Asian Research Journal of Mathematics

In the framework of perturbed metric spaces introduced by Jleli and Samet, where the effective distance is determined by the exact metric d = \(\mathcal{D}\) − \(\mathcal{P}\), we investigate rational-type contractive conditions that incorporate the perturbation component. First, we introduce a perturbed rational contraction formulated directly in terms of the exact metric d and establish a Banach-type fixed point theorem guaranteeing the existence and uniqueness of a fixed point together with convergence of the Picard iteration. Next, we propose a nonlinear perturbed rational contraction in which the contractive control is expressed through a rational inequality involving the perturbation functional \(\mathcal{P}\). Under the parameter restriction λ(1 + 2a) < 1, we prove a corresponding Banach-type fixed point theorem and derive an explicit linear convergence estimate for the iterative sequence. Several examples are presented to illustrate the applicability of the proposed contractive conditions.

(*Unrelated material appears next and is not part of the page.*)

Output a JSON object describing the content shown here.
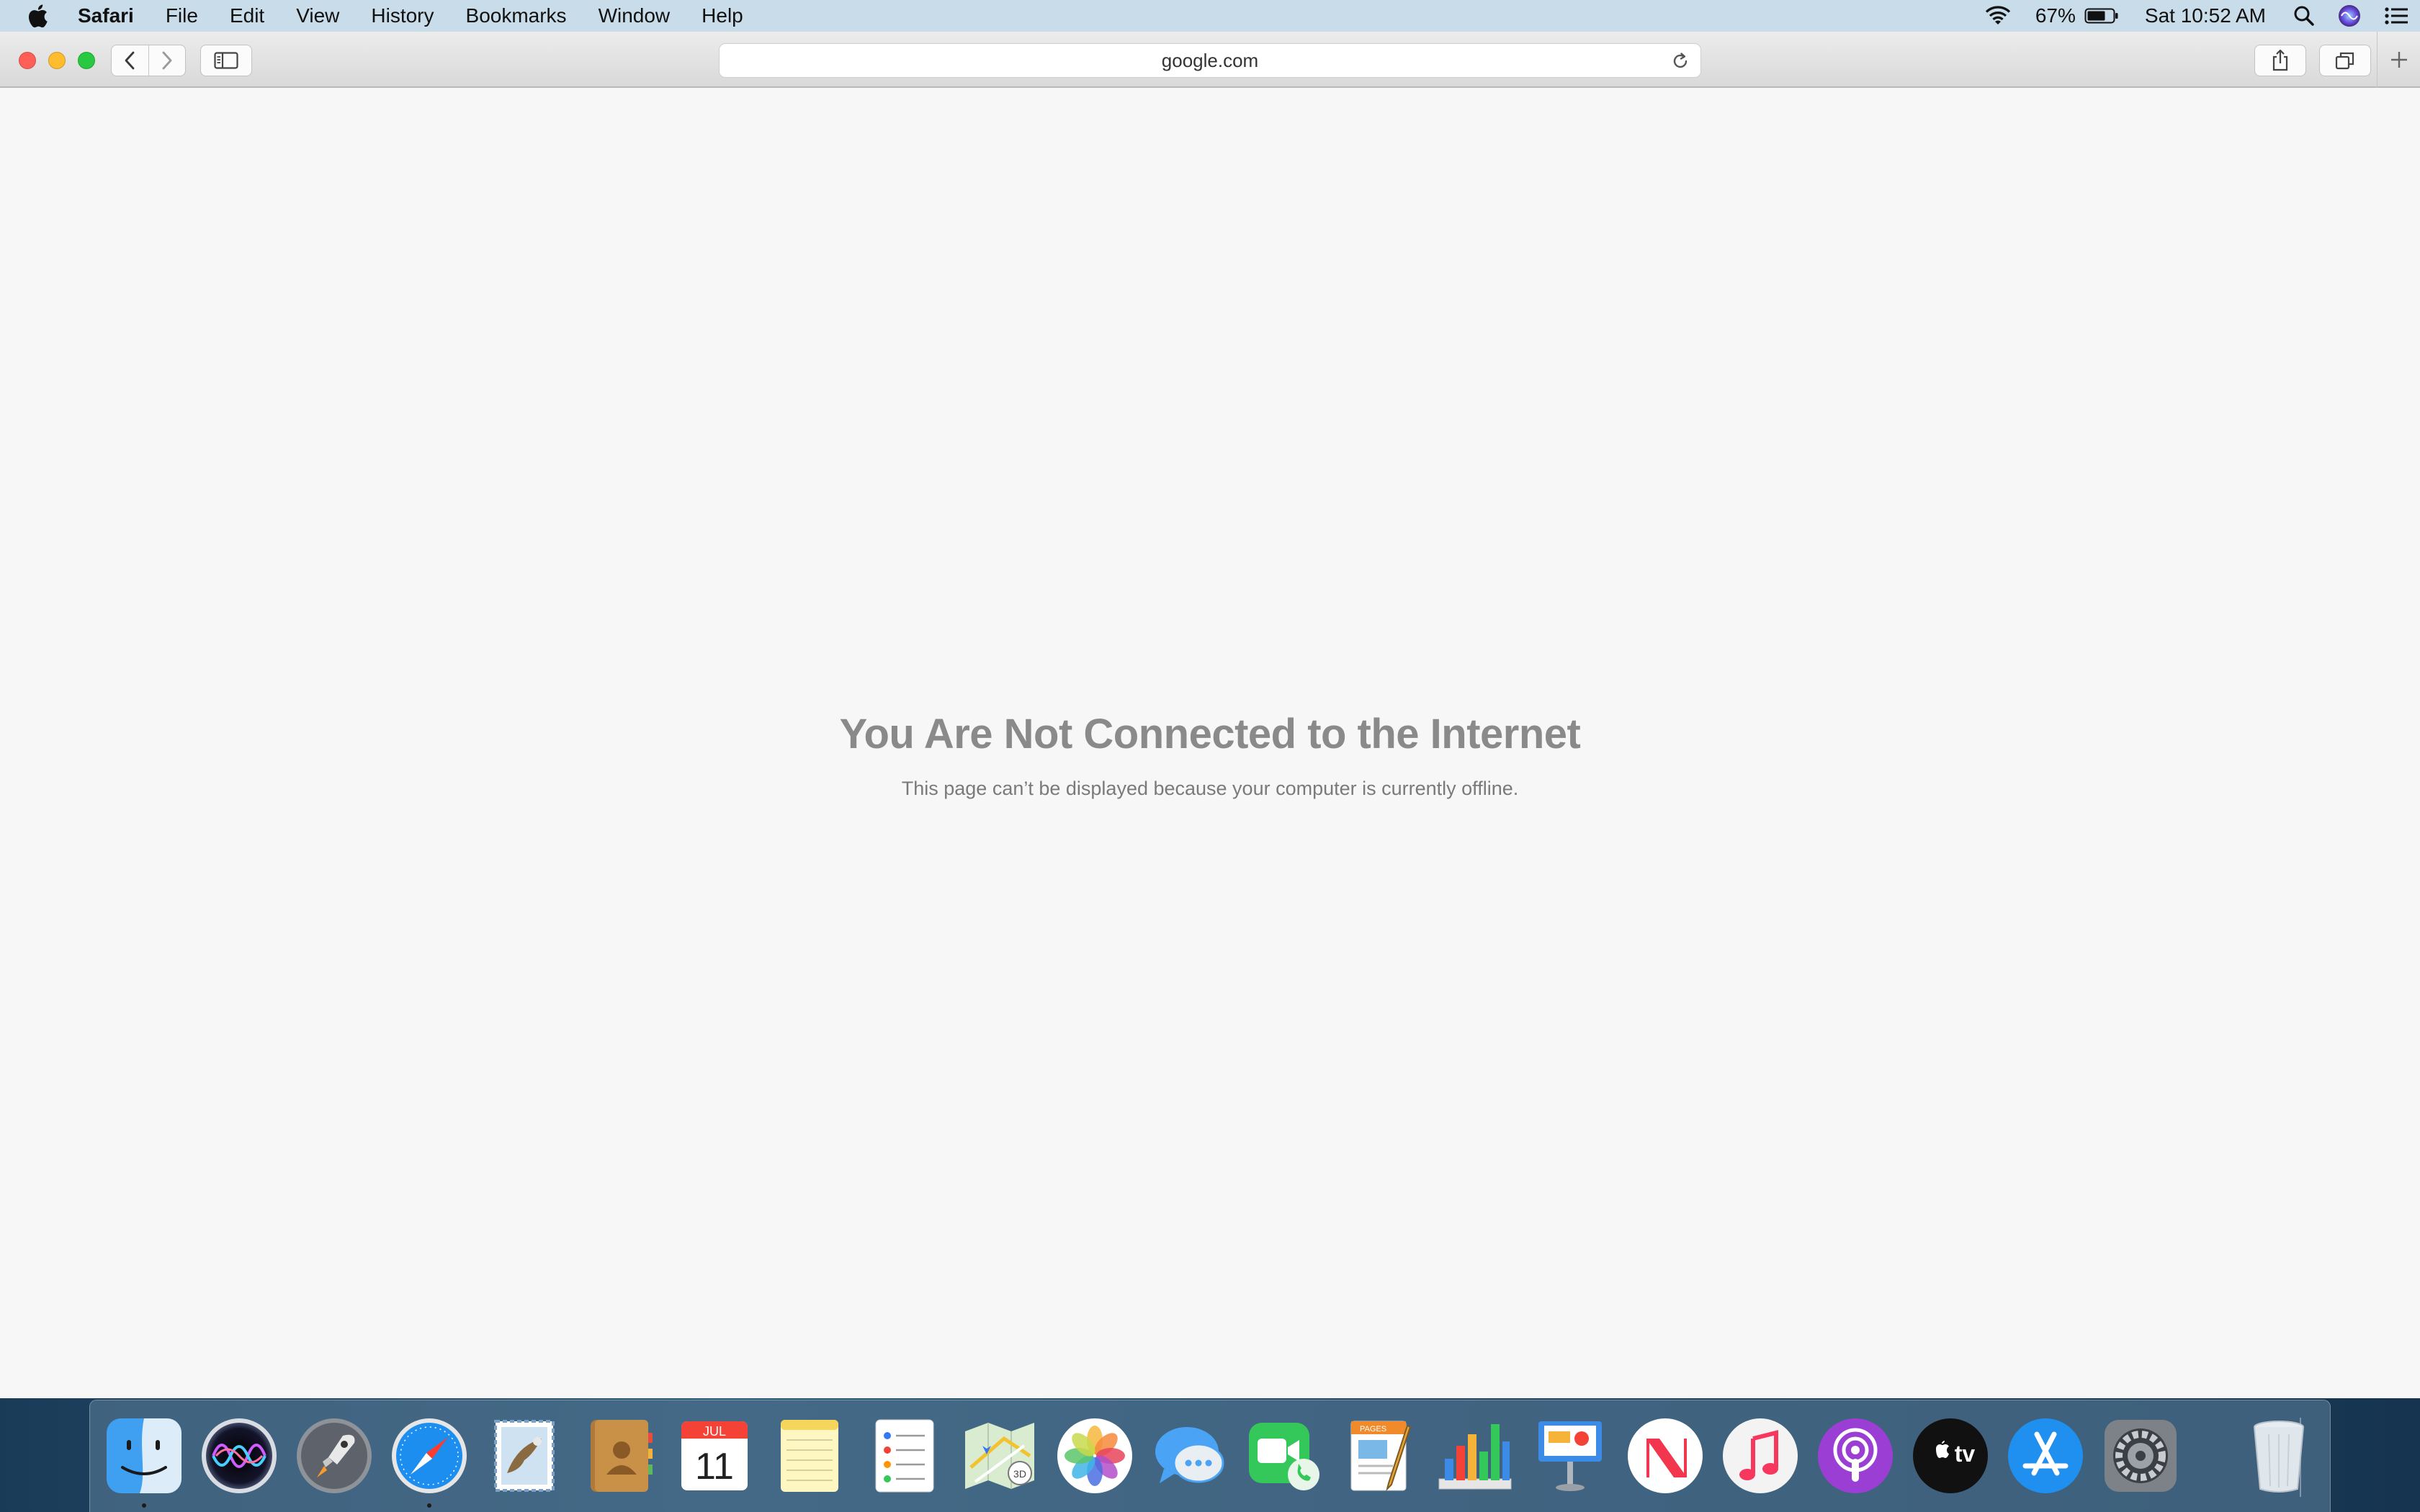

As an application, we study a nonlinear Volterra fractional integral equation and show that the associated solution operator admits a unique fixed point under a natural Lipschitz-type condition on the kernel, leading to existence and uniqueness of the solution in an appropriate function space. These results extend classical rational contraction principles to perturbed metric structures and contribute to the development of fixed point theory in generalized metric frameworks involving perturbations.